The sky felt lighter. She put her arms around his shoulders. He loved her. “Actually, what you said was no cheating. A poly relationship is not cheating.”
“Clarke,” he warned.
“Okay. Good rules. I will amend our agreement. No sharing. Just you and me.”
“You gonna write it out for me to sign? Can you add a part about not pimping me out to other people?”
She dropped he head to his shoulder. “I’m sorry. I don’t know why I did it.”
“I do.”
“Why?”
“You got jealous.”
Clarke sat straight up. “Jealous! I would never! That is so archaic. A relationship is between people who want to be in a relationship, there’s no need to be jealous if someone doesn’t want to be in the relationship. You let them go and find someone who does.”
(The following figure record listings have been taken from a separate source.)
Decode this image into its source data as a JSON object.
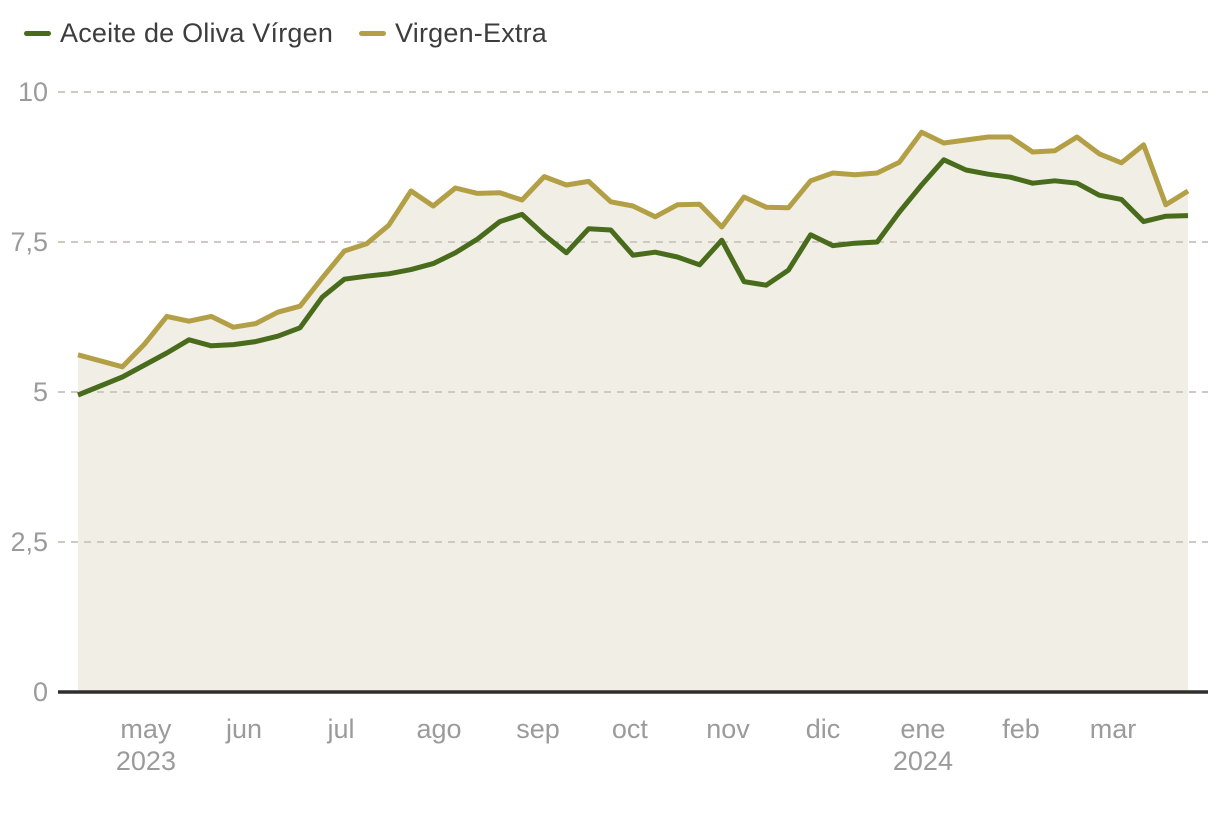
{
  "legend": {
    "items": [
      {
        "label": "Aceite de Oliva Vírgen",
        "color": "#496b1c"
      },
      {
        "label": "Virgen-Extra",
        "color": "#b3a046"
      }
    ]
  },
  "chart_data": {
    "type": "line",
    "x_unit": "weekly observations, Apr 2023 - Mar 2024",
    "series": [
      {
        "name": "Aceite de Oliva Vírgen",
        "color": "#496b1c",
        "values": [
          4.95,
          5.1,
          5.25,
          5.45,
          5.65,
          5.87,
          5.77,
          5.79,
          5.84,
          5.93,
          6.07,
          6.58,
          6.88,
          6.93,
          6.97,
          7.04,
          7.14,
          7.32,
          7.55,
          7.84,
          7.96,
          7.62,
          7.32,
          7.72,
          7.7,
          7.28,
          7.33,
          7.25,
          7.12,
          7.53,
          6.84,
          6.78,
          7.03,
          7.62,
          7.44,
          7.48,
          7.5,
          8.0,
          8.45,
          8.87,
          8.7,
          8.63,
          8.58,
          8.48,
          8.52,
          8.48,
          8.28,
          8.21,
          7.84,
          7.93,
          7.94
        ]
      },
      {
        "name": "Virgen-Extra",
        "color": "#b3a046",
        "values": [
          5.62,
          5.52,
          5.42,
          5.8,
          6.26,
          6.18,
          6.26,
          6.08,
          6.14,
          6.33,
          6.43,
          6.9,
          7.35,
          7.47,
          7.78,
          8.35,
          8.1,
          8.4,
          8.31,
          8.32,
          8.2,
          8.59,
          8.45,
          8.51,
          8.17,
          8.1,
          7.92,
          8.12,
          8.13,
          7.75,
          8.25,
          8.08,
          8.07,
          8.52,
          8.65,
          8.62,
          8.65,
          8.83,
          9.33,
          9.15,
          9.2,
          9.25,
          9.25,
          9.0,
          9.02,
          9.25,
          8.97,
          8.82,
          9.12,
          8.12,
          8.35
        ]
      }
    ],
    "x_ticks": [
      {
        "label": "may",
        "index": 3.06,
        "year": "2023"
      },
      {
        "label": "jun",
        "index": 7.48
      },
      {
        "label": "jul",
        "index": 11.85
      },
      {
        "label": "ago",
        "index": 16.26
      },
      {
        "label": "sep",
        "index": 20.72
      },
      {
        "label": "oct",
        "index": 24.86
      },
      {
        "label": "nov",
        "index": 29.28
      },
      {
        "label": "dic",
        "index": 33.56
      },
      {
        "label": "ene",
        "index": 38.06,
        "year": "2024"
      },
      {
        "label": "feb",
        "index": 42.48
      },
      {
        "label": "mar",
        "index": 46.62
      }
    ],
    "y_ticks": [
      {
        "label": "0",
        "value": 0
      },
      {
        "label": "2,5",
        "value": 2.5
      },
      {
        "label": "5",
        "value": 5
      },
      {
        "label": "7,5",
        "value": 7.5
      },
      {
        "label": "10",
        "value": 10
      }
    ],
    "ylim": [
      0,
      10
    ],
    "grid": "horizontal-dashed",
    "legend_position": "top-left",
    "area_fill_color": "#f1eee5",
    "gridline_color": "#cccac3",
    "axis_color": "#2e2e2e",
    "tick_label_color": "#9b9b9b"
  }
}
“Ahh. So that’s why you wanted to invite a stranger in. If I liked her, then she should join us, rather than me choosing her?” he grinned at her, teasing.
“No.”
He took her chin between his thumb and forefinger and turned her face to his. “I wouldn’t. I would choose you, okay. You didn’t take away my choice. There is no other choice, because I love you.”
“Oh,” she said. Then he kissed her and she lost her breath… but she wasn’t using it anyway.
She hung on to him, still in his lap, and after the kiss was over and they were watching the fire burn and the new stars shine, she whispered in his ear, like it was a secret, and if the words were spoken out loud they might break, “I’m falling in love with you, too.”
She felt him take a deep breath, hold it, and then let it out. “That’s good to know,” he murmured against her hair. And he pulled her closer.
Off in the woods, some small creature set up a song that filled the night with wonder.